Shamanism is a dimension of human experience that can be found in every culture in any age. It can be observed in a variety of forms, ranging from a fundamental spontaneous experience, derivative culturally shared practices, or as veiled motifs of spiritual, medical, artistic, scientific, and psychotherapeutic interventions.

Paradoxically, as shamanism becomes more culturally shared, it may become less authentic—less culturally challenging—and degenerative. Provoked by an experience of everyday life as a sort of “half-truth,” shamanism is a method that focuses on the erroneous belief in a separation of human life from nature. Shamanism focuses specifically on remaining alert to the creatural dimensions of human life that can be overridden by cultural, socio-psychological dimensions of everyday life.

Shamanism is an expression of an enduring wild state to remain alert to the changing conditions of existence and integrate into the natural world that continues to design and express human life across the long run.

Sunday, February 12, 2012

Awakening From A Dream

Copyright Lance Kinseth, Medicine Pouch, Shamanic Relic, 2000

Listening alone to the cricket
To its grinding songs
And to the sound of birds’ walking

The blistering rock in high summer
Seeds finding their wings
Snow curving the slatted fence
The fast dance of hard spring downpours
The clan of stars in deep night

Yes, everything communicates
Says something invaluable to human life
Says nothing is apart
Says everything is our longer reach.

What is this voice?


IN EVERY SOCIETY, from aboriginal through postmodern, there are times when human imagination is experienced as accessing a voice that is no longer exclusively either “inner” or fantasy.  This voice is inherent in the serendipitous breakthroughs of our most rational, objective measures in science—“double helix,” and sub-nuclear “quark” “flavors” of “Strange” and “Charm,” and “leptons” of “Tau,” and “gravitrons” of “W” and “Z” bosons, and 8 “gluons.”  These terms are ways of saying that which we know to be real, but that we also acknowledge that our existing lexicon—our eco-literacy—must  grow into it.

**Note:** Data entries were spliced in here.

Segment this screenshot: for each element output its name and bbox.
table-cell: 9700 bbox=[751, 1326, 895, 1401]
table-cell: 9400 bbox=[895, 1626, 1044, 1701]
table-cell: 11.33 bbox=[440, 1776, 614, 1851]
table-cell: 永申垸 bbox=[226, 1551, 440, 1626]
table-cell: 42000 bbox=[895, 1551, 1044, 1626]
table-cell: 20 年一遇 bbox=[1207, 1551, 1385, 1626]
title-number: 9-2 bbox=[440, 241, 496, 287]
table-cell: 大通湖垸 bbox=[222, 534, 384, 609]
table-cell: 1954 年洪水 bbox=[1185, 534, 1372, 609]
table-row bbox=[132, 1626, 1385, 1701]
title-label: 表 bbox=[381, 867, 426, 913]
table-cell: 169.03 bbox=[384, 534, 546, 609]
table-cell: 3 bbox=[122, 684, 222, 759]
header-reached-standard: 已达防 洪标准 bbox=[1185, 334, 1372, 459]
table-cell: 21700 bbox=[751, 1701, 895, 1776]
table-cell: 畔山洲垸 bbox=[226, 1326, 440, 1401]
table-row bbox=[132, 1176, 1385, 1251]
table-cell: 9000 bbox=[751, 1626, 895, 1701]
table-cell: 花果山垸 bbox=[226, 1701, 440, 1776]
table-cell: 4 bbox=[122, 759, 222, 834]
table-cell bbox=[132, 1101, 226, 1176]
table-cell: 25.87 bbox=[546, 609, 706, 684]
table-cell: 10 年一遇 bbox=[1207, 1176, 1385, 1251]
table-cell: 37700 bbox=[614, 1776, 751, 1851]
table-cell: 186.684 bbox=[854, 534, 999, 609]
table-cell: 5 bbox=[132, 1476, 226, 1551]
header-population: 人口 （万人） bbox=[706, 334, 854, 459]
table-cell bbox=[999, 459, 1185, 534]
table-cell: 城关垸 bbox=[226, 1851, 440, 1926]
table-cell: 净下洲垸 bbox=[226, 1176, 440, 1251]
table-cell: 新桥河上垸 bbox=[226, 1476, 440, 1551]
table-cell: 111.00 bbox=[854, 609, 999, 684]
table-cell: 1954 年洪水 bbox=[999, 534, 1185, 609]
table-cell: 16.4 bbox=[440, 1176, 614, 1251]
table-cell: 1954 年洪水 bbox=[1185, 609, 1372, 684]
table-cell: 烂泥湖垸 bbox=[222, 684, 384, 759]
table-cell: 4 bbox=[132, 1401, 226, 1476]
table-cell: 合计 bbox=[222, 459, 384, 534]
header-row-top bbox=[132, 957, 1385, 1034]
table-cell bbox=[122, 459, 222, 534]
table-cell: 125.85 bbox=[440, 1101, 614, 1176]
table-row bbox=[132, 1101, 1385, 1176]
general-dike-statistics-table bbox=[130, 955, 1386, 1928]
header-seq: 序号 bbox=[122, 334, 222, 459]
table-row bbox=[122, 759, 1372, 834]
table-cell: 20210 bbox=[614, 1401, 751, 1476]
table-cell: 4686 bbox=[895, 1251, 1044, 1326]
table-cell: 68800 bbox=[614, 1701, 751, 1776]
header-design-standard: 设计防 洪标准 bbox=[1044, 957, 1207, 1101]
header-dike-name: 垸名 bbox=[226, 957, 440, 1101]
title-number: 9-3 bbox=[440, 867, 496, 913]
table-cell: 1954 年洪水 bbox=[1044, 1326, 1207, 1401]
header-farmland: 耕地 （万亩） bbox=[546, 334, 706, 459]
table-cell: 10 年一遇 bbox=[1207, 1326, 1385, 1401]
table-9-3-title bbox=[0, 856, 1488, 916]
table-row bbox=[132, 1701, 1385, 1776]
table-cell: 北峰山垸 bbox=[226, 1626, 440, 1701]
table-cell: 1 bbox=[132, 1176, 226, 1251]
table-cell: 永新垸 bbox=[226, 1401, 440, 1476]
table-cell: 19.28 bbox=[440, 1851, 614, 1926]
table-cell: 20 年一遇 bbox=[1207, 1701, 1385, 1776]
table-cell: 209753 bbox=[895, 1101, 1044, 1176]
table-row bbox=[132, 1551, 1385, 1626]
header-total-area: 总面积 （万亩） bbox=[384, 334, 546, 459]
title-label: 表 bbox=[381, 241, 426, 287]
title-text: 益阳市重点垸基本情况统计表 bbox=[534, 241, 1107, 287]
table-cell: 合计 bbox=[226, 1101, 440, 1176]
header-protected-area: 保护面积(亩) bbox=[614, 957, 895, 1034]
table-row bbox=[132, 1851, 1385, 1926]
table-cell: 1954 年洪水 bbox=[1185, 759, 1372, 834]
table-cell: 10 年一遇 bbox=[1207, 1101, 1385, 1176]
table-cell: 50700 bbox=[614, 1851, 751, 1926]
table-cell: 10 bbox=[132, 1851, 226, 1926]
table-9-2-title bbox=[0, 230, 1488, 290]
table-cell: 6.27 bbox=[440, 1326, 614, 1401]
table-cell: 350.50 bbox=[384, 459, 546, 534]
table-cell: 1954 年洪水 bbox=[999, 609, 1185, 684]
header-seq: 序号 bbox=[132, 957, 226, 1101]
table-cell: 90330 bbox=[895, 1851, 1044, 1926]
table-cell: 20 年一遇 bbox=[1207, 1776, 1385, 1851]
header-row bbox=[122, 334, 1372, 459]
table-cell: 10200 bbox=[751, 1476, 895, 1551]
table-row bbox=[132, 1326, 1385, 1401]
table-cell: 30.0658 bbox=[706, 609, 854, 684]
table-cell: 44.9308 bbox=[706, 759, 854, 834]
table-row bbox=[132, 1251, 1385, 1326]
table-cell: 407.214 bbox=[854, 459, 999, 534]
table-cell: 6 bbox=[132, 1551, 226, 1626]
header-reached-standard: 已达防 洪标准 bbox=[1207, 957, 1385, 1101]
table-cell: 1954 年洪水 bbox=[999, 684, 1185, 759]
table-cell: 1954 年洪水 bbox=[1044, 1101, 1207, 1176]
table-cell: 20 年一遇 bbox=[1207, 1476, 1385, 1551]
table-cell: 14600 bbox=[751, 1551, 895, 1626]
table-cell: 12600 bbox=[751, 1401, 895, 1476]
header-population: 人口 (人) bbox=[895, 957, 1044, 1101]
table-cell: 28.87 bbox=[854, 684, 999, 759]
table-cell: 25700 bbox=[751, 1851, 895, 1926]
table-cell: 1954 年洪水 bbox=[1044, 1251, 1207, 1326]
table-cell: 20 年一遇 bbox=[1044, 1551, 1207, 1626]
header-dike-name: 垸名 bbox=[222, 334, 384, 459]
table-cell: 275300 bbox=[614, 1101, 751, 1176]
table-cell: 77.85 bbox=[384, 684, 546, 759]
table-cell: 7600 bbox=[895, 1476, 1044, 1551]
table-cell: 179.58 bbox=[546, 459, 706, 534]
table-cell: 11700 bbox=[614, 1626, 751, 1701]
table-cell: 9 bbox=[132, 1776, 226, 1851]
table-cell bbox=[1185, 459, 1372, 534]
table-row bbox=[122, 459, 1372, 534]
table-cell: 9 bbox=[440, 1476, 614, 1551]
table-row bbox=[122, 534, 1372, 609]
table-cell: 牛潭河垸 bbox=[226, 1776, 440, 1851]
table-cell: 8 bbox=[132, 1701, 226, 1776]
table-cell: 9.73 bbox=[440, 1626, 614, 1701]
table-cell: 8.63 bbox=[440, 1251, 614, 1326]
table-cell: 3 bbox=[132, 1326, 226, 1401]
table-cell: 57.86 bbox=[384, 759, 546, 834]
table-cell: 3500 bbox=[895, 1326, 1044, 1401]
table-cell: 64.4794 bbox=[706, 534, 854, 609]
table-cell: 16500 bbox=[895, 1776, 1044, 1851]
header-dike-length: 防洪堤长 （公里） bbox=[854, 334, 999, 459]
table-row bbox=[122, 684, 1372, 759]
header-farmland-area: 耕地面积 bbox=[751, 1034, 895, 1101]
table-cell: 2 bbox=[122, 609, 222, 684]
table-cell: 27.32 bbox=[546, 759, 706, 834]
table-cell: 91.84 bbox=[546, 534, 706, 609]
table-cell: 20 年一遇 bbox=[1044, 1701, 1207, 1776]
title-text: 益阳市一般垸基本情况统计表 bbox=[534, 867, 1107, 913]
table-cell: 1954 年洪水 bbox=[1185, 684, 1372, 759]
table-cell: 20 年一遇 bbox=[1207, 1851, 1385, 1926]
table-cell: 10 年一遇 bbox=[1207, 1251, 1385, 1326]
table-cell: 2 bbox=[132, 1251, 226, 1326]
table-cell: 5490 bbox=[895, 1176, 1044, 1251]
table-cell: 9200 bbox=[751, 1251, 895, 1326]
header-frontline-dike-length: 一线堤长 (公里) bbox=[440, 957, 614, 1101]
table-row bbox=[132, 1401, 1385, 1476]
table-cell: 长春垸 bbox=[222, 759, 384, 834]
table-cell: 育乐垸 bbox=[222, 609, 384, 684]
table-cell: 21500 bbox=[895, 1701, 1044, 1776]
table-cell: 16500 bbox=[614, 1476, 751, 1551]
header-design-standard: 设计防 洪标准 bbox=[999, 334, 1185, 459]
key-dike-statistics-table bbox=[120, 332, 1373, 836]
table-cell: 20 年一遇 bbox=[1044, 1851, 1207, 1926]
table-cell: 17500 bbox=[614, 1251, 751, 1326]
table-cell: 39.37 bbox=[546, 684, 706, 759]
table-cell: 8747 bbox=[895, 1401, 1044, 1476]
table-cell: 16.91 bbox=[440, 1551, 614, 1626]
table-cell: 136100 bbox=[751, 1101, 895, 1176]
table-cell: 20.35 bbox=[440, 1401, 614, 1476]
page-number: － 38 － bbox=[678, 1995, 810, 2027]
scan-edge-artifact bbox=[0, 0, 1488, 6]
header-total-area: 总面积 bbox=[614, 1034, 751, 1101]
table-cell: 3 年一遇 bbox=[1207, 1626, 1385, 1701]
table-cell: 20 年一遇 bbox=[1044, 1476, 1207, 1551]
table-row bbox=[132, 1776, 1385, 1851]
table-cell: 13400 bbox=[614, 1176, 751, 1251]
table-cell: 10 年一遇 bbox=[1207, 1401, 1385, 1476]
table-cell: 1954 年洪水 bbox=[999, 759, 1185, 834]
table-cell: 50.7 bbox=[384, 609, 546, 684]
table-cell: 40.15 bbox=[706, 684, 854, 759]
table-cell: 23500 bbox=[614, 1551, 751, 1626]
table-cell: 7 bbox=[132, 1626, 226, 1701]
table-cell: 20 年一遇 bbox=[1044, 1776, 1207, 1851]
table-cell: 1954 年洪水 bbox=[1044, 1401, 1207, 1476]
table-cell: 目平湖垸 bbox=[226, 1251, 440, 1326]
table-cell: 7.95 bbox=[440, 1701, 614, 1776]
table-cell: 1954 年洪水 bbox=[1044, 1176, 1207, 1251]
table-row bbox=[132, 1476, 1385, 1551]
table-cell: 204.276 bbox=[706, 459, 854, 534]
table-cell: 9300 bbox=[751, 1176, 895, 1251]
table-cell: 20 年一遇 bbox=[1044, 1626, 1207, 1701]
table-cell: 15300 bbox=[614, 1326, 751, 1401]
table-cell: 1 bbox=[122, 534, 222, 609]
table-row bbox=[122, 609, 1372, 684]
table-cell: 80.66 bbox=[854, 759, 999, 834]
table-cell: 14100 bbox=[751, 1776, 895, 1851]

We are young in the Earth, and for all of our advancements, we try to imagine our world with a still-developing tri-cameral brain.  We tend to take our experience apart to sustain.  We are not very good at seeing whole.  We see, for example, ecology; how a tree collects the energy of a star, but we tend to compartmentalize “tree” and “star,” because we can measure “parts” more than processes that interpenerate “parts.”

In the archaic past, in primal societies, wholeness and integration and inseparability were intuitively sensed.  But often these experiences seemed “spiritual,” which was different that “objective” or “rational,” and, therefore, esoteric at best, and, perhaps, delusional and misleading when we believe in them rather than remain self-critical and open.

From archaic times through the present moment, there has always been an enduring sense that everyday life can become a half-life, a dream of reality rather than reality as it is.  And there can be this sense that such a walking dream state can be not only less satisfying, but also dangerously illusive in the way in which it islands and disconnect.  And there have always been a variety of responses including shamanism.

The range of human experiences that come to be termed “shamanism” offer attention to the “creatural” dimension of human life that might be associated in modern life with ecological orientations such as “deep ecology” and “eco-psychology” or “transpersonal ecology.”  But these are still not “shamanism.”  In a cybernetic, electronic age, shamanism is distinguished from these orientations in that it concentrates attention on imaginal methods rather than explicit facts.  And in the post-modern, cybernetic age, to be both creatural and imaginal seemed to be the antithesis of the essence of “modern.”

However, shamanism continues to offer modern life a method to address the dilemmas of human existence through
•      the demolition of perceptual barriers, so that
•      the uncategorizable elements of reality emerge in a mythic language, [not unlike metaphors in science] that may
•      reveal information to optimize a response to the dilemmas of existence,
•      to restore harmony between everyday and vaster, non-sensory dimensions of reality.

What will be needed if shamanism is to contribute to any society is a self-critical attitude, but also, a continuing challenge to culture [as science does challenging its own theories rather than degenerating into a reinforcement of culture]?